Assignment 2
Programming for this assignment should be done in Python 3 using the igraph library with some data visualization coming from matplotlib.
This searchable reference for python-igraph is useful.
You are to submit this assignment in Brightspace as a single zip file, with the following structure:
<student_id>/<input_graph_1>
<student_id>/<input_graph_2>
<student_id>/<input_graph_3>
<student_id>/<input_graph_4>
<student_id>/part1.py
<student_id>/part2.py
<student_id>/analysis.txt (only for students in COMP5900)
If you find yourself struggling with technical issues related to using Python, igraph, or matplotlib, please feel free to ask questions on the Brightspace course forum. There are probably other students experiencing the same issues.
1. Centrality Measures
Choose two directed graphs each with at least $10,000$ vertices. One place to find these is the Stanford Large Network Dataset Collection, but you can also take any other data you are able to find. The graph must be directed but it may have self-loops and multiple edges. To make things more interesting, it would be good if you can find data in which the vertices have meaningful names.
Write a program with the name part1.py that reads each of the graphs into an igraph.Graph object and computes some centrality measures for the vertices. Your program should compute:
- The degree centrality
- The eigenvector centrality (using igraph.graph.eigenvector_centrality)

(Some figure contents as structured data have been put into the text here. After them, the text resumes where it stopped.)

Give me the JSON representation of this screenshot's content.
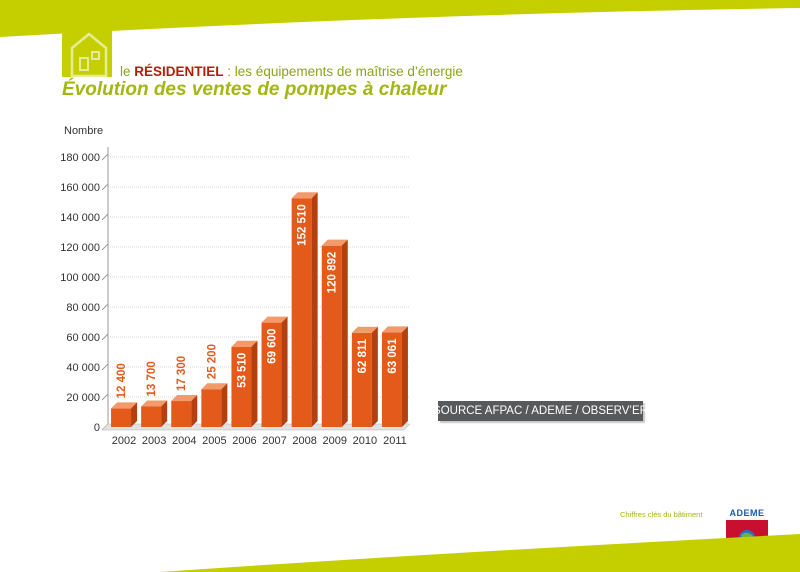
{
  "header": {
    "prefix": "le",
    "section": "RÉSIDENTIEL",
    "subtitle": " : les équipements de maîtrise d’énergie",
    "title": "Évolution des ventes de pompes à chaleur"
  },
  "colors": {
    "accent_green": "#c5cf00",
    "title_green": "#a3b611",
    "bar_front": "#e35a1b",
    "bar_top": "#f39a6b",
    "bar_side": "#b4400f",
    "red": "#c8102e",
    "source_bg": "#58595b"
  },
  "chart_data": {
    "type": "bar",
    "ylabel": "Nombre",
    "ylim": [
      0,
      180000
    ],
    "yticks": [
      "0",
      "20 000",
      "40 000",
      "60 000",
      "80 000",
      "100 000",
      "120 000",
      "140 000",
      "160 000",
      "180 000"
    ],
    "categories": [
      "2002",
      "2003",
      "2004",
      "2005",
      "2006",
      "2007",
      "2008",
      "2009",
      "2010",
      "2011"
    ],
    "values": [
      12400,
      13700,
      17300,
      25200,
      53510,
      69600,
      152510,
      120892,
      62811,
      63061
    ],
    "value_labels": [
      "12 400",
      "13 700",
      "17 300",
      "25 200",
      "53 510",
      "69 600",
      "152 510",
      "120 892",
      "62 811",
      "63 061"
    ],
    "grid": true,
    "style": "3d"
  },
  "source": "SOURCE AFPAC / ADEME / OBSERV’ER",
  "footer": {
    "caption": "Chiffres clés du bâtiment",
    "logo_text": "ADEME"
  }
}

- The PageRank centrality (using igraph.graph.personalized_pagerank())
- with the default damping value of $0.85$
- with a damping value of $0$
- The Kleinberg hub score (using igraph.graph.hub_score())
- The Kleinberg authority score (using igraph.graph.authority_score())

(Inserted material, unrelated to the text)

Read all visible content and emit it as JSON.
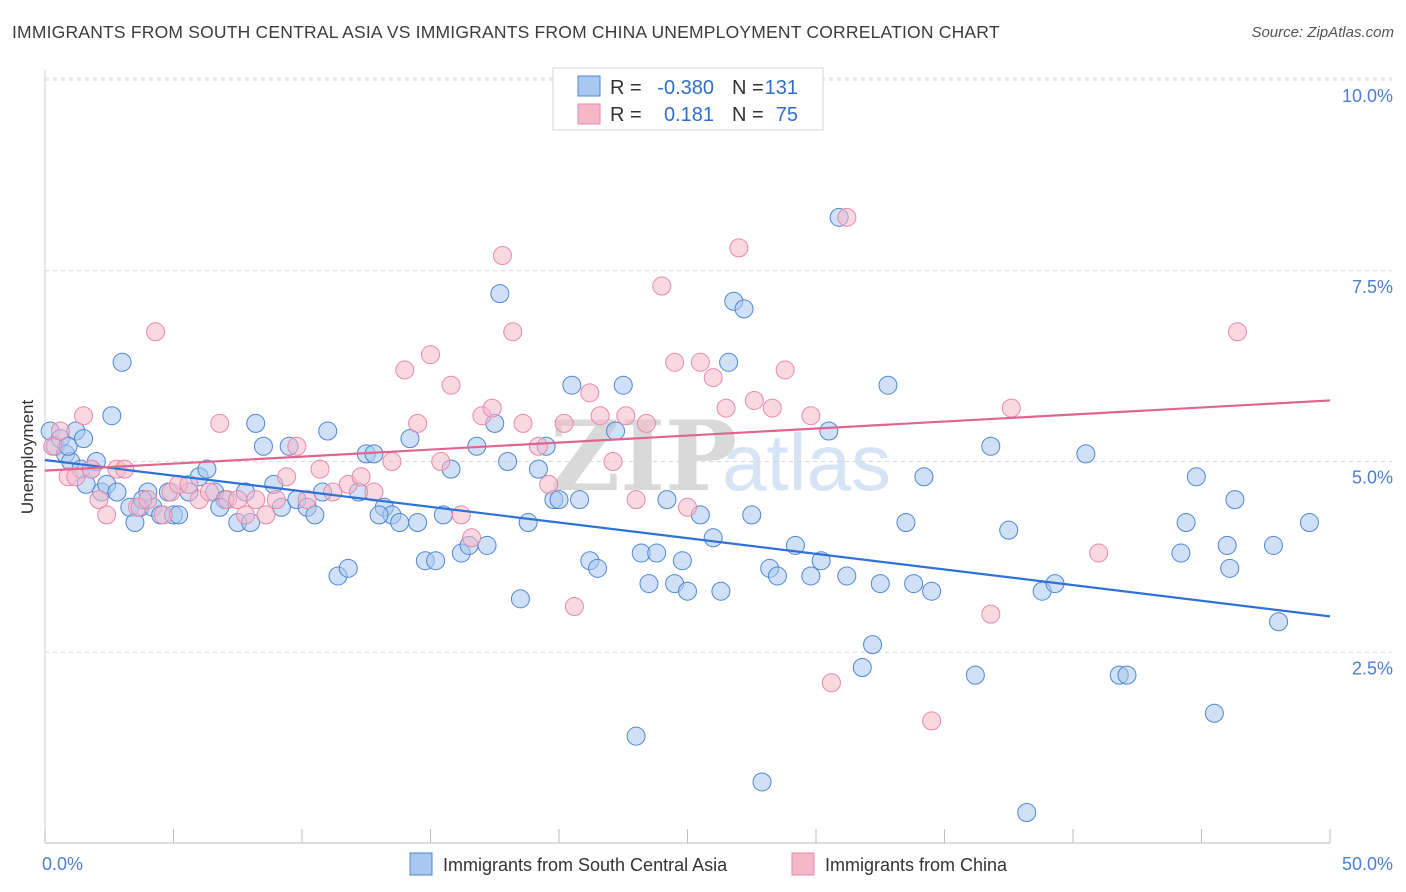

Your program should print out basic information about each graph, including
- the number of vertices ($n$)
- the number of edges ($m$)
- the number of degree-$0$ vertices
For each of the centrality measures computed above, your program should output a list of the top 50 most central vertices with respect to that measure. (If your data has named vertices, then you can print them here.)
2. Degree Correlations
Choose two unidrected graphs, each with at least $10,000$ vertices. One place to find these is the Stanford Large Network Dataset Collection, but you can also take any other data you are able to find.
Write a program with the name part2.py reads each of the graphs into an igraph.Graph object and computes some degree correlation measures.
- The degree assortativity using (igraph.graph.assortativity_degree)
- The rich-club coefficient (you can import this from the Python richclub module)
Your program should print out basic information about each graph, including
- the number of vertices ($n$)
- the number of edges ($m$)
- the number of degree-$0$ vertices
For each of the centrality measures computed above, your program should output a list of the top 50 most central vertices with respect to that measure. (If your data has named vertices, then you can print them here.)